Bien que chargé de la coordination des actions culturelles, le Comité de coopération balkanique, dirigé par Mihail Ghelmegeanu, a rencontré un succès plutôt limité. Valentin Lipatti : « Le Comité de Coopération Balkanique, mené par Mihail Ghelmegeanu, était un comité non-gouvernemental, qui œuvrait en faveur de la paix. Vous savez, à l’époque, c’était une véritable mode de créer des organismes de lutte en faveur de la paix, d’organiser des conférences régionales pour la paix et contre l’impérialisme. On assiste donc à la mise en place de ce Comité de défense de la paix dans les Balkans qui se voulait une structure multilatérale, sans dérouler pourtant des activités majeures. Par contre, les associations professionnelles de médecins, architectes, géologues, scientifiques, archéologues, historiens et écrivains étaient vraiment importantes, puisqu’elles s’avéraient efficaces sur le plan de la collaboration dans la région des Balkans. Tous ces organismes coopéraient concrètement dans les domaines mentionnés à travers de nombreuses études, recherches, publications, colloques. Une coopération qui permettait aux pays concernés de préserver un climat de bon voisinage, de confiance et d’amitié. »

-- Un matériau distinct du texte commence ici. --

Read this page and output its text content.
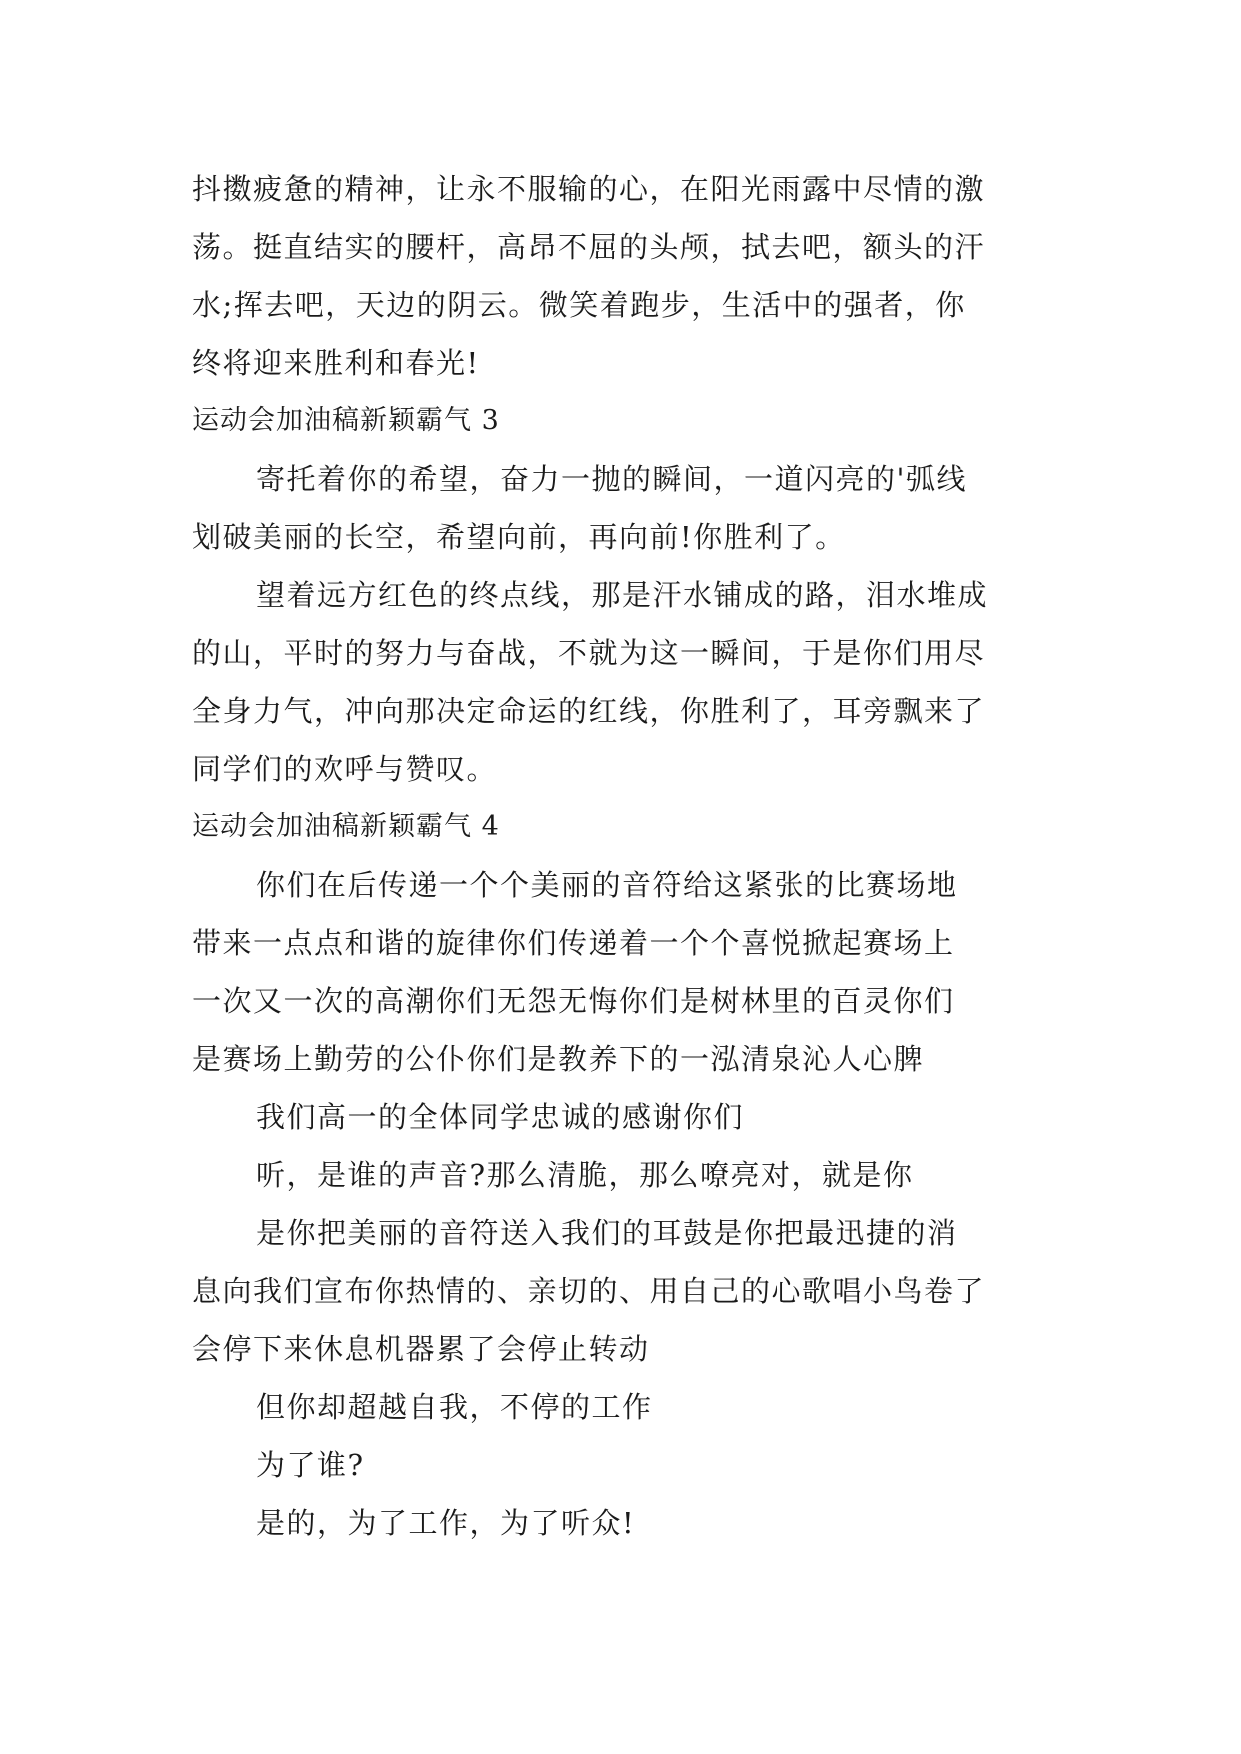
抖擞疲惫的精神，让永不服输的心，在阳光雨露中尽情的激
荡。挺直结实的腰杆，高昂不屈的头颅，拭去吧，额头的汗
水;挥去吧，天边的阴云。微笑着跑步，生活中的强者，你
终将迎来胜利和春光!
运动会加油稿新颖霸气 3
寄托着你的希望，奋力一抛的瞬间，一道闪亮的'弧线
划破美丽的长空，希望向前，再向前!你胜利了。
望着远方红色的终点线，那是汗水铺成的路，泪水堆成
的山，平时的努力与奋战，不就为这一瞬间，于是你们用尽
全身力气，冲向那决定命运的红线，你胜利了，耳旁飘来了
同学们的欢呼与赞叹。
运动会加油稿新颖霸气 4
你们在后传递一个个美丽的音符给这紧张的比赛场地
带来一点点和谐的旋律你们传递着一个个喜悦掀起赛场上
一次又一次的高潮你们无怨无悔你们是树林里的百灵你们
是赛场上勤劳的公仆你们是教养下的一泓清泉沁人心脾
我们高一的全体同学忠诚的感谢你们
听，是谁的声音?那么清脆，那么嘹亮对，就是你
是你把美丽的音符送入我们的耳鼓是你把最迅捷的消
息向我们宣布你热情的、亲切的、用自己的心歌唱小鸟卷了
会停下来休息机器累了会停止转动
但你却超越自我，不停的工作
为了谁?
是的，为了工作，为了听众!
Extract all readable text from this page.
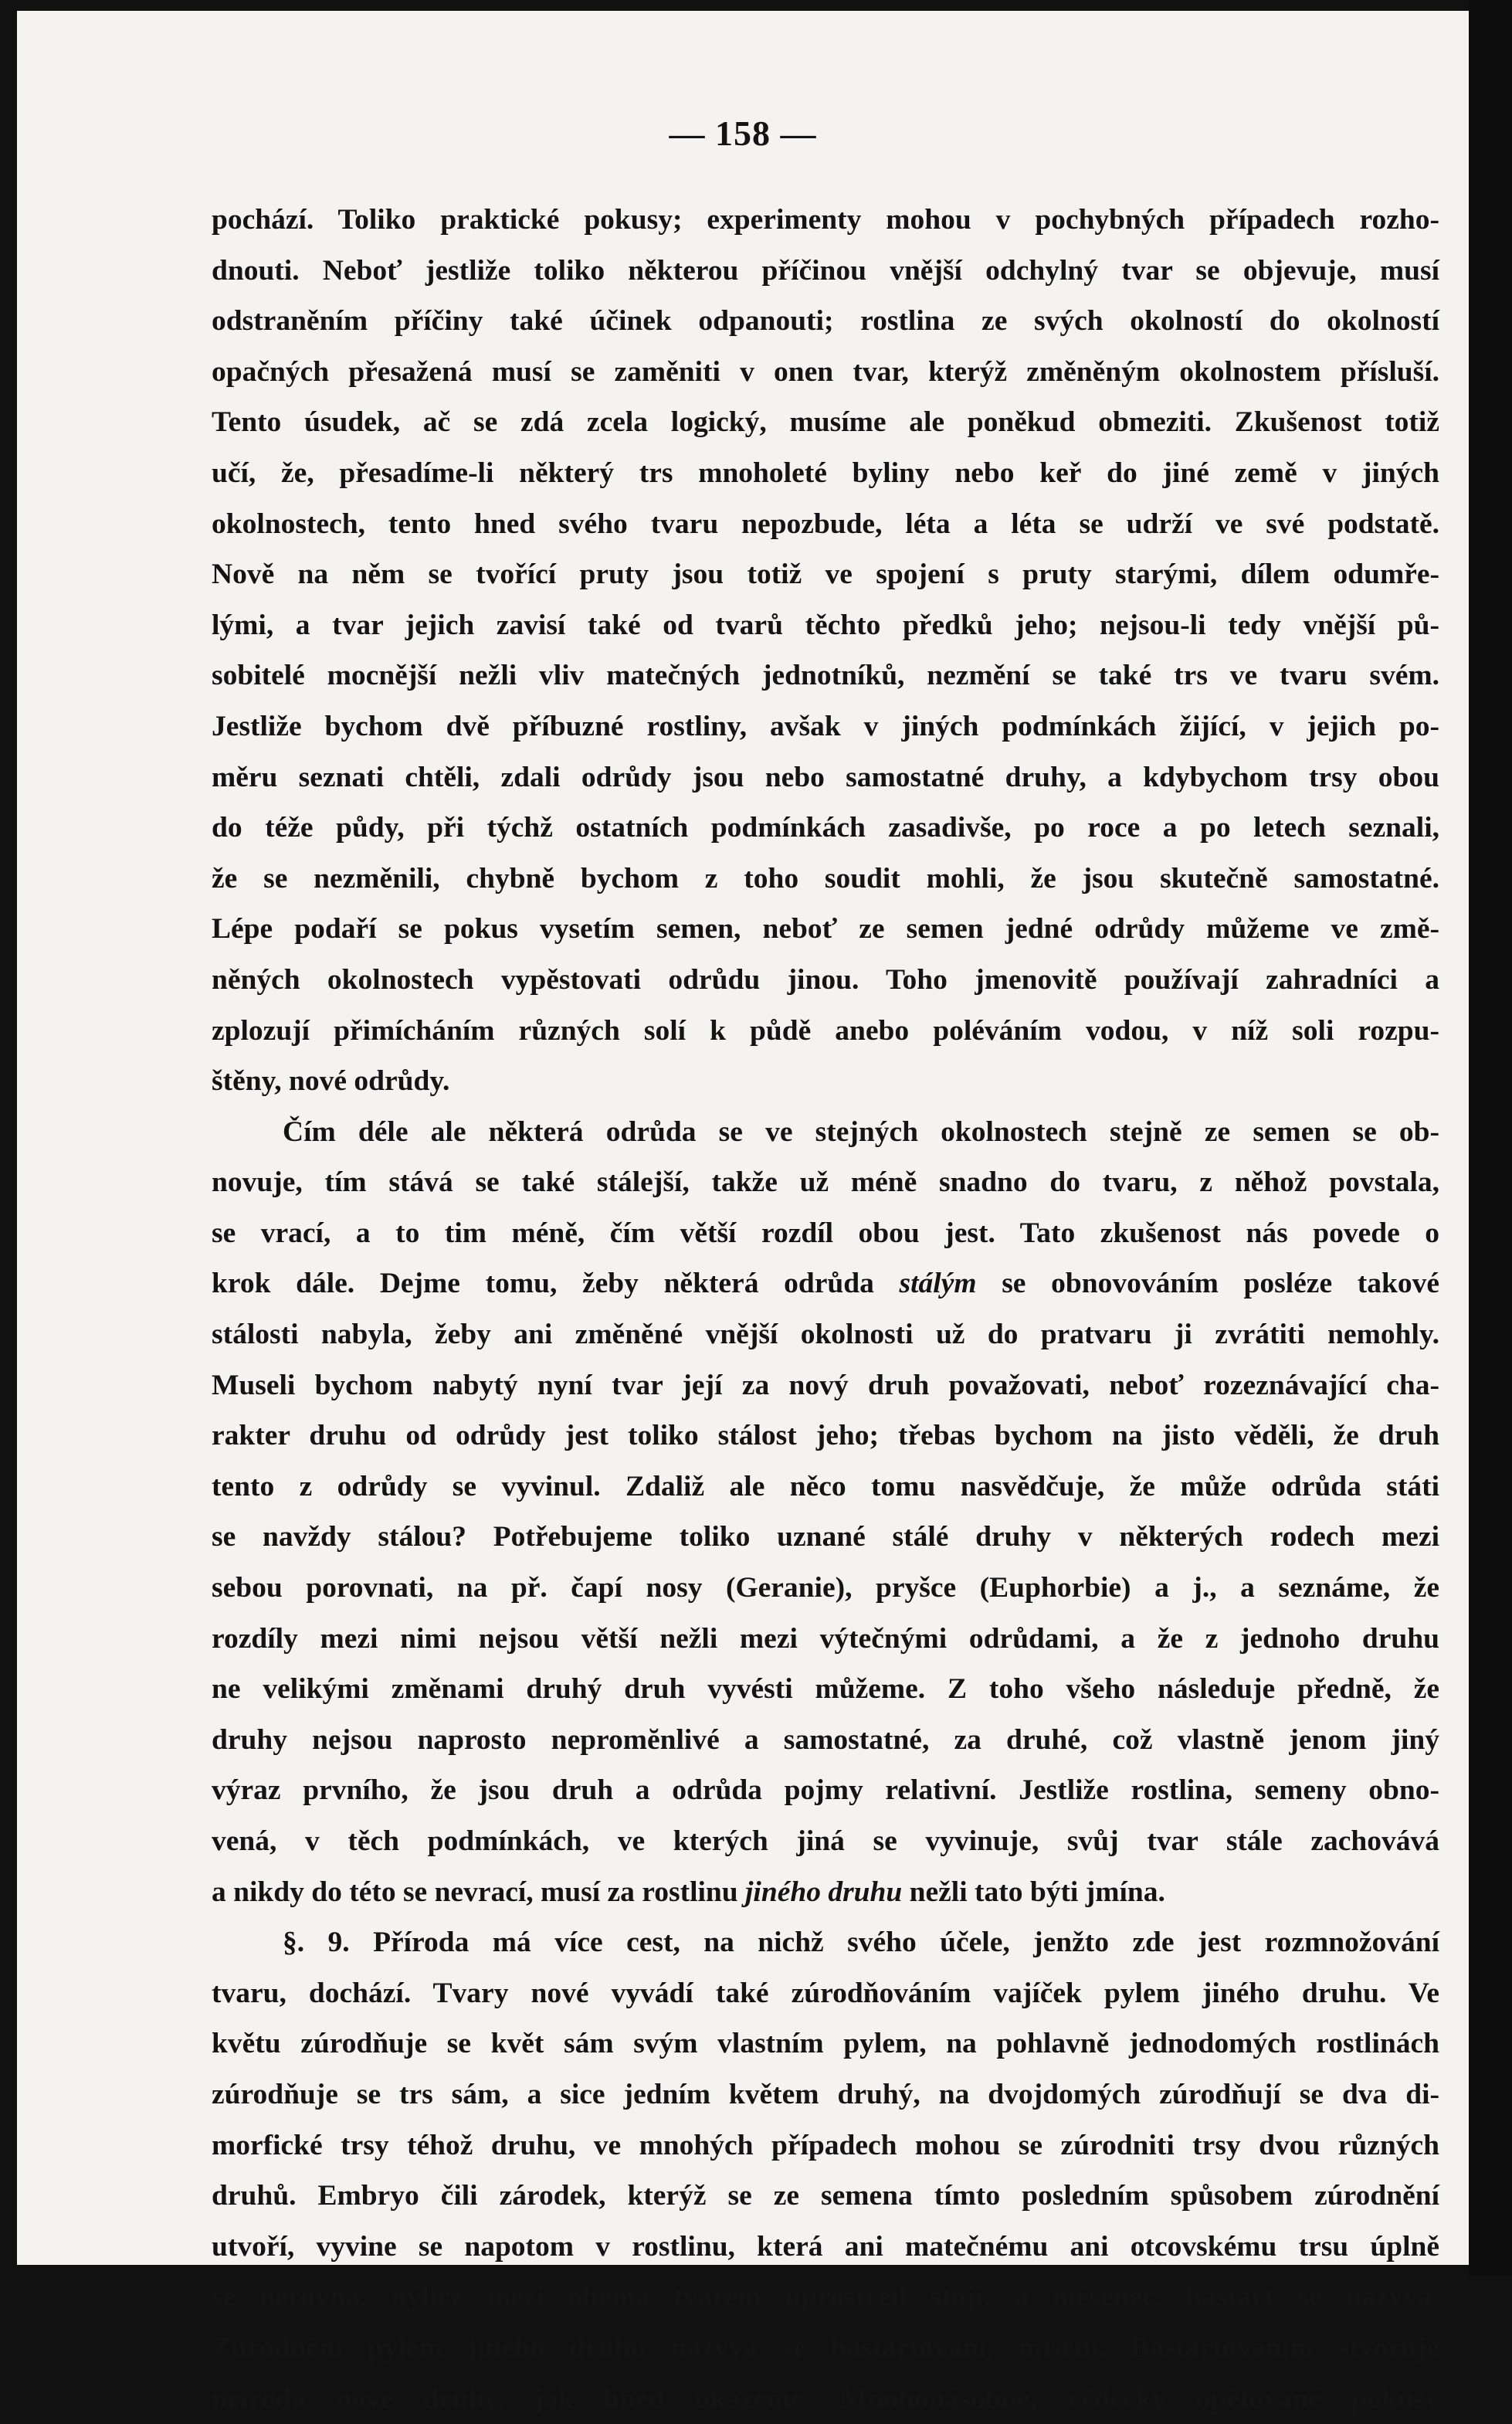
— 158 —
pochází. Toliko praktické pokusy; experimenty mohou v pochybných případech rozho-
dnouti. Neboť jestliže toliko některou příčinou vnější odchylný tvar se objevuje, musí
odstraněním příčiny také účinek odpanouti; rostlina ze svých okolností do okolností
opačných přesažená musí se zaměniti v onen tvar, kterýž změněným okolnostem přísluší.
Tento úsudek, ač se zdá zcela logický, musíme ale poněkud obmeziti. Zkušenost totiž
učí, že, přesadíme-li některý trs mnoholeté byliny nebo keř do jiné země v jiných
okolnostech, tento hned svého tvaru nepozbude, léta a léta se udrží ve své podstatě.
Nově na něm se tvořící pruty jsou totiž ve spojení s pruty starými, dílem odumře-
lými, a tvar jejich zavisí také od tvarů těchto předků jeho; nejsou-li tedy vnější pů-
sobitelé mocnější nežli vliv matečných jednotníků, nezmění se také trs ve tvaru svém.
Jestliže bychom dvě příbuzné rostliny, avšak v jiných podmínkách žijící, v jejich po-
měru seznati chtěli, zdali odrůdy jsou nebo samostatné druhy, a kdybychom trsy obou
do téže půdy, při týchž ostatních podmínkách zasadivše, po roce a po letech seznali,
že se nezměnili, chybně bychom z toho soudit mohli, že jsou skutečně samostatné.
Lépe podaří se pokus vysetím semen, neboť ze semen jedné odrůdy můžeme ve změ-
něných okolnostech vypěstovati odrůdu jinou. Toho jmenovitě používají zahradníci a
zplozují přimícháním různých solí k půdě anebo poléváním vodou, v níž soli rozpu-
štěny, nové odrůdy.
Čím déle ale některá odrůda se ve stejných okolnostech stejně ze semen se ob-
novuje, tím stává se také stálejší, takže už méně snadno do tvaru, z něhož povstala,
se vrací, a to tim méně, čím větší rozdíl obou jest. Tato zkušenost nás povede o
krok dále. Dejme tomu, žeby některá odrůda stálým se obnovováním posléze takové
stálosti nabyla, žeby ani změněné vnější okolnosti už do pratvaru ji zvrátiti nemohly.
Museli bychom nabytý nyní tvar její za nový druh považovati, neboť rozeznávající cha-
rakter druhu od odrůdy jest toliko stálost jeho; třebas bychom na jisto věděli, že druh
tento z odrůdy se vyvinul. Zdaliž ale něco tomu nasvědčuje, že může odrůda státi
se navždy stálou? Potřebujeme toliko uznané stálé druhy v některých rodech mezi
sebou porovnati, na př. čapí nosy (Geranie), pryšce (Euphorbie) a j., a seznáme, že
rozdíly mezi nimi nejsou větší nežli mezi výtečnými odrůdami, a že z jednoho druhu
ne velikými změnami druhý druh vyvésti můžeme. Z toho všeho následuje předně, že
druhy nejsou naprosto nepromĕnlivé a samostatné, za druhé, což vlastně jenom jiný
výraz prvního, že jsou druh a odrůda pojmy relativní. Jestliže rostlina, semeny obno-
vená, v těch podmínkách, ve kterých jiná se vyvinuje, svůj tvar stále zachovává
a nikdy do této se nevrací, musí za rostlinu jiného druhu nežli tato býti jmína.
§. 9. Příroda má více cest, na nichž svého účele, jenžto zde jest rozmnožování
tvaru, dochází. Tvary nové vyvádí také zúrodňováním vajíček pylem jiného druhu. Ve
květu zúrodňuje se květ sám svým vlastním pylem, na pohlavně jednodomých rostlinách
zúrodňuje se trs sám, a sice jedním květem druhý, na dvojdomých zúrodňují se dva di-
morfické trsy téhož druhu, ve mnohých případech mohou se zúrodniti trsy dvou různých
druhů. Embryo čili zárodek, kterýž se ze semena tímto posledním spůsobem zúrodnění
utvoří, vyvine se napotom v rostlinu, která ani matečnému ani otcovskému trsu úplně
se nerovná, nýbrž mezi oběma tvarem uprostřed stojí, a měšenec, bastart se nazývá.
Zúrodnění pylem jiného druhu nazývá se bastartování, míšení. Bastartováním stvořuje
příroda nové druhy, jak hned ukážeme. Mnohonásobné, vědecky opětované pokusy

Les vices de cette politique ont été découverts en 1976, lors d’une réunion gouvernementale consacrée à la coopération économique et technique. Valentin Lipatti explique : « L’objectif que la Roumanie poursuivait attentivement, tout comme la Yougoslavie, la Turquie, et, dans une certaine mesure, la Grèce, était de se doter d’une procédure de suivi. C’est à dire d’un cadre institutionnel puisqu’une conférence, si elle est unique, elle ne vaut pas trop, on l’oublie facilement. Et c’est à ce moment-là que nous nous sommes heurtés à l’opposition ferme de la Bulgarie. Nos amis bulgares sont arrivés avec un mandat extrêmement restrictif. Ils ont déclaré tout simplement que leur mandat ne leur permettait pas de prendre des décisions. Toute décision se prenait sur base de consensus, et le consensus à cinq était facile à obtenir. Mais il suffisait qu’un des cinq dispose d’un droit de veto pour que toute décision soit bloquée. La Bulgarie faisait la politique des Soviétiques, et à l’époque Moscou ne voyait pas d’un bon œil toute coopération économique, susceptible d’échapper à son contrôle, dans les Balkans. L’URSS voyait un danger dans ce mini-marché commun des Balkans, où, certes, la Roumanie et la Bulgarie étaient des pays socialistes, mais la Turquie, la Grèce et la Yougoslavie non-alignée risquaient de porter cette coopération dans une direction que l’Union soviétique ne voulait pas. Et alors les Bulgares ont reçu l’ordre de bloquer les suites des conférences. Ce coup dur des Bulgares a bloqué pour longtemps le développement multilatéral. »
La politique de la Roumanie dans les Balkans a connu à l’époque du Rideau de Fer des succès plutôt limités. Les intérêts divergents au sein du même bloc, tout comme les différences en termes de régime politique ont constitué autant de raisons pour qu’aucun pays balkanique n’arrive à s’affirmer dans le domaine de la coopération régionale.